Savara Inc reported new data from its IMPALA-2 Phase 3 clinical trial showing that molgramostim inhalation solution improved exercise capacity in patients with autoimmune pulmonary alveolar proteinosis (aPAP), according to data presented at ATS 2026.

The presentation, delivered by BC Trapnell, MD, detailed results from the double-blind period of the trial. Researchers observed consistent improvements across several exercise metrics, including distance walked, exercise duration, and peak metabolic equivalents (METs).

“We believe the consistency in improvements observed across both exploratory endpoints—distance walked and exercise duration—and our secondary endpoint of exercise capacity, as measured by peak METs, strengthens the overall efficacy picture,” said Yasmine Wasfi, MD, PhD, chief medical officer at Savara, in a news release. “Taken together, these data suggest that molgramostim may translate into real-world functional benefits for aPAP patients.”

Autoimmune PAP is a rare lung disease characterized by the abnormal buildup of surfactant in the alveoli. In healthy lungs, alveolar macrophages clear excess surfactant when stimulated by granulocyte-macrophage colony-stimulating factor (GM-CSF). In patients with aPAP, GM-CSF is neutralized by antibodies, preventing macrophages from functioning properly and leading to impaired gas exchange. This results in symptoms such as shortness of breath, cough, and frequent fatigue.

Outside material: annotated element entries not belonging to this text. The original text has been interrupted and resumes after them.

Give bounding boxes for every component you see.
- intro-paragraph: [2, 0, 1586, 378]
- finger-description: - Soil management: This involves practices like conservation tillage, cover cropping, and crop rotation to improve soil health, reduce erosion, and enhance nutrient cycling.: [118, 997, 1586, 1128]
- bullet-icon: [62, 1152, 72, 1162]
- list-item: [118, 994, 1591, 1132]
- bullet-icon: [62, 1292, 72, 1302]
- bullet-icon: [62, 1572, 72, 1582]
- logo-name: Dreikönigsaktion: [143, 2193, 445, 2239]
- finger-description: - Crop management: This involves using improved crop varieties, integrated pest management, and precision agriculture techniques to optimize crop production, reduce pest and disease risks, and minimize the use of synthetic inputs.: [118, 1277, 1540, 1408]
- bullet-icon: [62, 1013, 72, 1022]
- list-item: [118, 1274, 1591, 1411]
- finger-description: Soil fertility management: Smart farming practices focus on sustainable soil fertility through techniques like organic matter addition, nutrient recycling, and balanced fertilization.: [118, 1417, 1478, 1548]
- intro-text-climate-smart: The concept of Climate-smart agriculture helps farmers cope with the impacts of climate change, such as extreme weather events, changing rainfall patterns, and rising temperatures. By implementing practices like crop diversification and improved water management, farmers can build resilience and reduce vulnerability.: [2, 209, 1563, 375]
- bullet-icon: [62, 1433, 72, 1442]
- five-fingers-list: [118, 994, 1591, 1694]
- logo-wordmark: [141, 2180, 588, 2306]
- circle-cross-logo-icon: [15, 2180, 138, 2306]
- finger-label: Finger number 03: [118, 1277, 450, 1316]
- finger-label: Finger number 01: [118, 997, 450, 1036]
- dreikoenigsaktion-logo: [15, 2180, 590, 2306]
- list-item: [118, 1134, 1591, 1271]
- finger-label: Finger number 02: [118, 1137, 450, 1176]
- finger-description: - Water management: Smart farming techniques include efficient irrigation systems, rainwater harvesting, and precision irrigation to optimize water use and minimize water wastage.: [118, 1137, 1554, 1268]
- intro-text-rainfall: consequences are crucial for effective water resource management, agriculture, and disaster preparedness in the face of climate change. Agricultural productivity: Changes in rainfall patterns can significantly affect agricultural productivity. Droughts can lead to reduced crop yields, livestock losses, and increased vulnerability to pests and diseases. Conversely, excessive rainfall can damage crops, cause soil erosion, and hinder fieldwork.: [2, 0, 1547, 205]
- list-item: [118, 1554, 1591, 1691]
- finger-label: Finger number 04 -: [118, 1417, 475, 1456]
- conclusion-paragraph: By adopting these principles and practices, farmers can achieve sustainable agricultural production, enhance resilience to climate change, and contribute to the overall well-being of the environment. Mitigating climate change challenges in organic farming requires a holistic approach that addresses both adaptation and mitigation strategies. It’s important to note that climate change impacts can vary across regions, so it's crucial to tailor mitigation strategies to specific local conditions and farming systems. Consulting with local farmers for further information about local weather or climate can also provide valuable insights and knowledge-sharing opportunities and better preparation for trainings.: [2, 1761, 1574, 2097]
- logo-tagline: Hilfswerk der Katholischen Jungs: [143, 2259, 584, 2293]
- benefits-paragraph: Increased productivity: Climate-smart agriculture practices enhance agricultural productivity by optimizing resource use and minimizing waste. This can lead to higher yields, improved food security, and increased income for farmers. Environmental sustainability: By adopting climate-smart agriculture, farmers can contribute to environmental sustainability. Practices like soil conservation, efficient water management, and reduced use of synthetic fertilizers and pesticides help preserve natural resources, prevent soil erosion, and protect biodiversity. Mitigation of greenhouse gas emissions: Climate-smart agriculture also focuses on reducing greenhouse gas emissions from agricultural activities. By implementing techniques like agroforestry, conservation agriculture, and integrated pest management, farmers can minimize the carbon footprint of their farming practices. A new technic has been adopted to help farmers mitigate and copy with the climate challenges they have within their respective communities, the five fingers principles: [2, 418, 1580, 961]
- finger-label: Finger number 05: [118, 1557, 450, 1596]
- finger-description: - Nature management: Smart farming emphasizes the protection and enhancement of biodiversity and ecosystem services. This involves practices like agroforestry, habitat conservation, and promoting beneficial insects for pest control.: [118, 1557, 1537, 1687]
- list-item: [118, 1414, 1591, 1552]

Molgramostim is a recombinant human GM-CSF developed to address this deficiency. It is delivered via the eFlow Nebulizer System, which is specifically designed for the inhalation of this solution.

The findings were also published in a supplement of the American Journal of Respiratory and Critical Care Medicine (AJRCCM). Long-term complications of untreated aPAP can include lung fibrosis and the potential need for a lung transplant.